How this skill works

On each round the assistant picks a focused self-prompt (e.g., counterexample, boundary case, adversarial input) and updates an Argument Map, a Round Ledger, and a Knowledge Delta. Rounds proceed in a defined cadence: autoloop (default) runs one round per assistant turn until Oracle synthesis; step mode pauses between rounds; full auto runs rounds 1–10 plus Oracle in one turn.
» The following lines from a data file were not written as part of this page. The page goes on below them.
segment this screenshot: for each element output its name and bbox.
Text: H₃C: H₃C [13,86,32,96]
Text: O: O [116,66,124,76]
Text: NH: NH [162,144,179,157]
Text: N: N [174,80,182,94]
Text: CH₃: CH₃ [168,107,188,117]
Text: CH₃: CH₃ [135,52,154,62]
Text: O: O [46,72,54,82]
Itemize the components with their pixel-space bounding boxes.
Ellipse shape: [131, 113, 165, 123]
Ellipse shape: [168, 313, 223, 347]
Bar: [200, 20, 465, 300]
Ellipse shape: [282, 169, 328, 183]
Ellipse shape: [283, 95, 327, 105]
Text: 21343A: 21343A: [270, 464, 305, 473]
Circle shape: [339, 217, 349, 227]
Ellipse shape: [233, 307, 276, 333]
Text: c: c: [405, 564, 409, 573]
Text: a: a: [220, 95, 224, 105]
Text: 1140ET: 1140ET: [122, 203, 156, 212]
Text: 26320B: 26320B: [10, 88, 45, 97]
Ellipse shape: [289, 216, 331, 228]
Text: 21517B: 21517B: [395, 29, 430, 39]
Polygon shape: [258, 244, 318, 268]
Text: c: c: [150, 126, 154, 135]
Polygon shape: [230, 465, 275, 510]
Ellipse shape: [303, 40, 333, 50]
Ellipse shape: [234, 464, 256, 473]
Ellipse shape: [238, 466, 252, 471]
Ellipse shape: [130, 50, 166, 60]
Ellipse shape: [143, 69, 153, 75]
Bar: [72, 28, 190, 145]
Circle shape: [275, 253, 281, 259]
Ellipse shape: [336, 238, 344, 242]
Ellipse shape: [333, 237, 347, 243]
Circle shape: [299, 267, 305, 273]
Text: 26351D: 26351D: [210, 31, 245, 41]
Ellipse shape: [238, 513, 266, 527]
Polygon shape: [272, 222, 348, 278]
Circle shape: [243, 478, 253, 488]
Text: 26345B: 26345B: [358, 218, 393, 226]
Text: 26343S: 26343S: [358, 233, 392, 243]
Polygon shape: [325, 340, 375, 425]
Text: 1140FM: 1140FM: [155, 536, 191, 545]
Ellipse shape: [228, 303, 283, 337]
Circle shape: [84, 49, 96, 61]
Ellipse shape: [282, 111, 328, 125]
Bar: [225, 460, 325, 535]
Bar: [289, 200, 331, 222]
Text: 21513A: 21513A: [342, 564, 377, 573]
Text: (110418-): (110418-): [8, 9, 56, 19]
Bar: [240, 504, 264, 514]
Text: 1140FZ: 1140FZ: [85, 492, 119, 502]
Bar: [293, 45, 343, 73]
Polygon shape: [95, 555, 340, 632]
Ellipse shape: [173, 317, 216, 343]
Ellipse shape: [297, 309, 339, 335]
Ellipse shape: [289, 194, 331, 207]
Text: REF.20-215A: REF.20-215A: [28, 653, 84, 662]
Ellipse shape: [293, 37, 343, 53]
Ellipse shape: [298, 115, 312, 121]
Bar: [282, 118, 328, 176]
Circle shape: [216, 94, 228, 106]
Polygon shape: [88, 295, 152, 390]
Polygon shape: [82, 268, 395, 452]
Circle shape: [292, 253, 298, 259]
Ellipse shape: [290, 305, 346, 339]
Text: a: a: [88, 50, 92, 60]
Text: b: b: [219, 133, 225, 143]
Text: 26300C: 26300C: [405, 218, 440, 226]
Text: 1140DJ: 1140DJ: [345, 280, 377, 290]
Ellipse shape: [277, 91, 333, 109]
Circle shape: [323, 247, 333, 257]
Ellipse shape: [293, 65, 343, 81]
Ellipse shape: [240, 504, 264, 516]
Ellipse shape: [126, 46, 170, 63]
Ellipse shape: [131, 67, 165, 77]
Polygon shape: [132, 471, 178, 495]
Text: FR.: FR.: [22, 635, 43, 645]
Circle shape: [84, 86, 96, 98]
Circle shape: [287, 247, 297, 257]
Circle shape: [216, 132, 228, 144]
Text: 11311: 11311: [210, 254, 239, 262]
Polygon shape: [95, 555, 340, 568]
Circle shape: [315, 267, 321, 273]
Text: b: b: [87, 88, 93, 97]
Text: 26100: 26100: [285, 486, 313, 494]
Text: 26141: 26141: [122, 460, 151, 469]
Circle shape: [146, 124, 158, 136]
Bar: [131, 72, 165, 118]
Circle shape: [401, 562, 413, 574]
The final Oracle synthesis produces a refined claim, valid/invalid conditions, confidence trail, and next tests.

When to use it

  • User asserts certainty words like "always", "never", "guaranteed", "optimal", "100%".
  • User asks for "prove it", "devil's advocate", "stress test", or "rigor".
  • A claim feels unusually clean or lacks explicit scope or assumptions.
  • You need a reproducible test plan or boundaries before deploying a decision.
  • Preparing a defensible statement for audits, compliance, or high-stakes choices.

Best practices

  • Start by restating the exact claim and its scope before running rounds.
  • Default to autoloop unless the user requests step mode or full auto.
  • Publish Round Ledger and Knowledge Delta after every round for traceability.
  • Prefer concrete, smallest counterexamples and measurable tests.
  • Synthesize a refined claim with explicit "valid when" and "invalid when" boundaries.

Example use cases

  • A product manager claims a feature "will always increase retention" and needs stress-testing and boundary conditions.
  • An engineer says a model "cannot fail" in production; run adversarial and operational rounds to find failure modes.
  • A strategist asserts a tactic is "optimal"; run comparative baselines and alternative-paradigm rounds to challenge it.
  • A researcher wants a fast disproof experiment to decide whether to pursue an idea.
  • A compliance reviewer needs explicit assumptions and tests to approve a high-risk deployment.

FAQ

How many rounds will you run?

Default autoloop runs one round per assistant turn up to the ten-round gauntlet and then Oracle synthesis; if confidence stays low, additional rounds (11+) run until sufficient confidence.

Can I pause between rounds?

Yes—invoke step mode by asking for "step mode", "pause", or "one round at a time" and the skill will wait for your "next" before proceeding.